Esta sofismação é de há muito conhecida pelos povos europeus que formaram a sua cultura filosófica ao abrigo da Escolástica, e que desinteressadamente meditaram sobre os resultados do exame feito ao problema dos universais. A eliminação de entidades intermediárias, transitórias e transitivas, cujo conceptualismo e cujo realismo ficam suspensos da crítica, permite simplificar todos os problemas jurídicos pela formação de dialéctica entre o indivíduo e a sociedade. Entre o indivíduo, ou um corpo humano, e a última ficção jurídica que será a Humanidade, a Sociedade, o Estado, com qualquer designação conferida pela última doutrina da moda, não se intercalam realidades objectivas ou categorias mentais que mereçam ser consideradas na formulação dos fins do direito, e assim um dado de concreção mental e material como a Pátria estará sempre excluído do enunciado internacional dos eternos princípios.

Pensadores habituados pelo ensino aristotélico ao exercício lógico das categorias e sequentes garantias objectivas nunca poderiam admitir que no mundo condicionado pelo espaço e pelo tempo deixem alguma vez de existir as entidades sociais que ainda denominamos nações. A pluralidade indefinida jamais será unificada pela força de um Império. Não está demonstrado que por unificar, ou unicar, os meios de comunicação a Humanidade anule a diversificação militante e incessante».

Álvaro Ribeiro («Espelho do Pensamento»).




QUE EUROPA?

FILOSOFIA E POLÍTICA






Jean Monnet


Nesta época e neste mundo, em que grandes mutações parecem desenhar-se no horizonte, é certamente oportuno repensar com serenidade e com a lucidez possível a situação histórica de Portugal dentro do continente europeu. Quem é, aliás, absolutamente lúcido, quem possui a luz total da razão clara sobre a verdade e o futuro?

Os filósofos, os pensadores, distinguem-se dos políticos, entre outros motivos, porque os primeiros nunca são tão afirmativos e dogmáticos como os segundos. É da natureza de todos os políticos, é talvez da própria natureza da própria política, que se declarem certezas. A atitude dubitativa ou mesmo interrogativa aparece - do ponto de vista político - como uma atitude de fraqueza, de divisão interior, de fragilidade. O político - esteja ele no poder ou aspire a conquistar o poder - é eternamente obrigado a ocultar as suas próprias dúvidas, a reprimir as suas próprias incertezas, porque a imagem mítica de uma realeza de pai-pedagogo infalível é-lhe necessária, neste velho tempo que ainda é o nosso, para se impor aos seus partidários, aos seus adversários e à massa mais ou menos neutra que segue as correntes majoritárias.
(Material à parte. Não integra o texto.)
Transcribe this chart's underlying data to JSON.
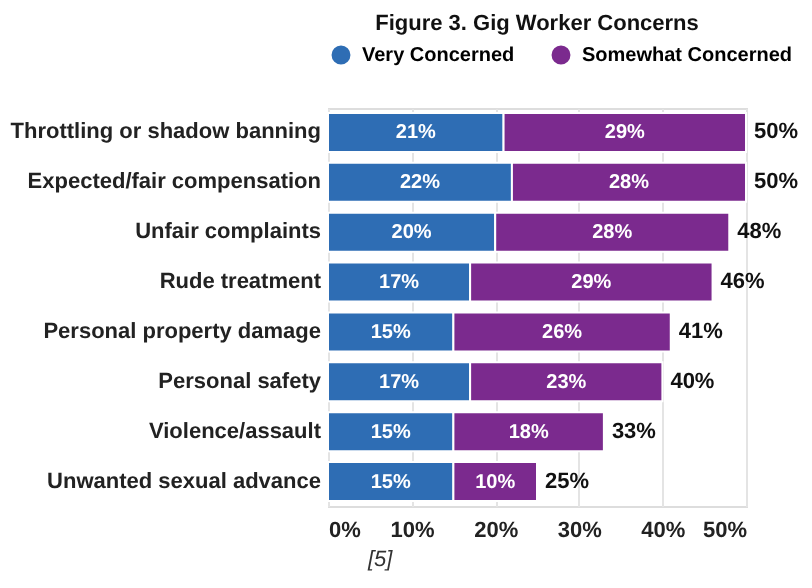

Uma política científica será por muito tempo ainda utopia. A vinculação a imagens míticas do poder, a imagens míticas do Estado, a imagens míticas do espaço habitado ou da ecúmena, a imagens míticas do futuro, é de regra no xadrez político contemporâneo. As opções, os empenhamentos, os «partidos tomados», segundo a expressão francesa, são decisões existenciais que, regra geral, «alistam» todo o ser do «homo politicus», segundo uma duração temporal que evita as contradições. É mal visto, em política, mudar de opinião. Para verberar evoluções ou alterações de rumo descobrem-se os motivos mais amesquinhantes e as corrupções mais degradantes. O «homo politicus» torna-se prisioneiro, até ao fim da vida, da sua própria escolha, muitas vezes adolescente. Nada concede aos adversários - o que seria prova de incerteza - ou, mesmo que o conceda no seu foro íntimo, nada pode aparentar que concede. Nas lutas intrapartidárias pela escolha política são quase sempre os mais intransigentes e duros que triunfam. A razão que assiste aos políticos pode ser elevada, sublimada e depurada pelo exercício filosófico, mas, ao contrário, na maioria das vezes é transformada em emblema ou insígnia e é fixada dentro de um rígido sistema de mitos e de crenças. Paradoxalmente, onde a razão é mais proclamada, mais afirmada, mais declarada, é onde está mais sujeita a tal tipo de sistema, porque a recusa política do mito e da crença é uma entrega total a mitos e crenças que o próprio político ignora. Há sempre mito e há sempre crença. Mais vale reconhecê-lo francamente, e tratar estas formas de para-razão segundo as exigências da razão e da antropologia filosófica, num conúbio existencial entre o sonho e a lógica. Oscilamos entre os absolutismos imperiais que desconhecem ostensivamente as regras do jogo e pretendem impor a própria semi-verdade ou o próprio semi-erro a todo o mundo - e os absolutismos partidários, que aceitam regras de convivência, que escolhem respeitar os adversários e coexistir com eles, mas que, no futuro, são igualmente absolutistas; oscilamos entre o absolutismo intransigente e o absolutismo de compromisso. Este é evidentemente o preferível. Mas ultrapassar a dialéctica dos absolutismos é, cada vez mais, a grande tarefa para amanhã. (...)



O IDEAL EUROPEU








(...) a primeira verificação que faço é esta: a unidade europeia marca passo, estagna, se é que não recua. É um facto, é uma realidade. Nascida depois do termo da II Guerra Mundial,  a ideia da Europa Unida, ou da Federação Europeia, igualmente desejada pelo neocapitalismo e pela social-democracia, trazia em si muito da humilhação sentida pelos povos centro-europeus, perante a ascensão das potências verdadeiramente vitoriosas do conflito: os Estados-Unidos e a URSS. Os povos centro-europeus (estes, principalmente) reconheceram que, na sua divisão e no seu isolamento, não poderiam competir com aquelas superpotências; mas unidos, tal seria porventura possível. Somaram-se os índices de produção, compararam-se estatísticas, estabeleceram-se as primeiras comunidades europeias (económicas), e assim o ideal europeu - herdeiro cultural da tradição greco-latina e romano-imperial - julgou ter uma base realista, uma base terrestre e sólida.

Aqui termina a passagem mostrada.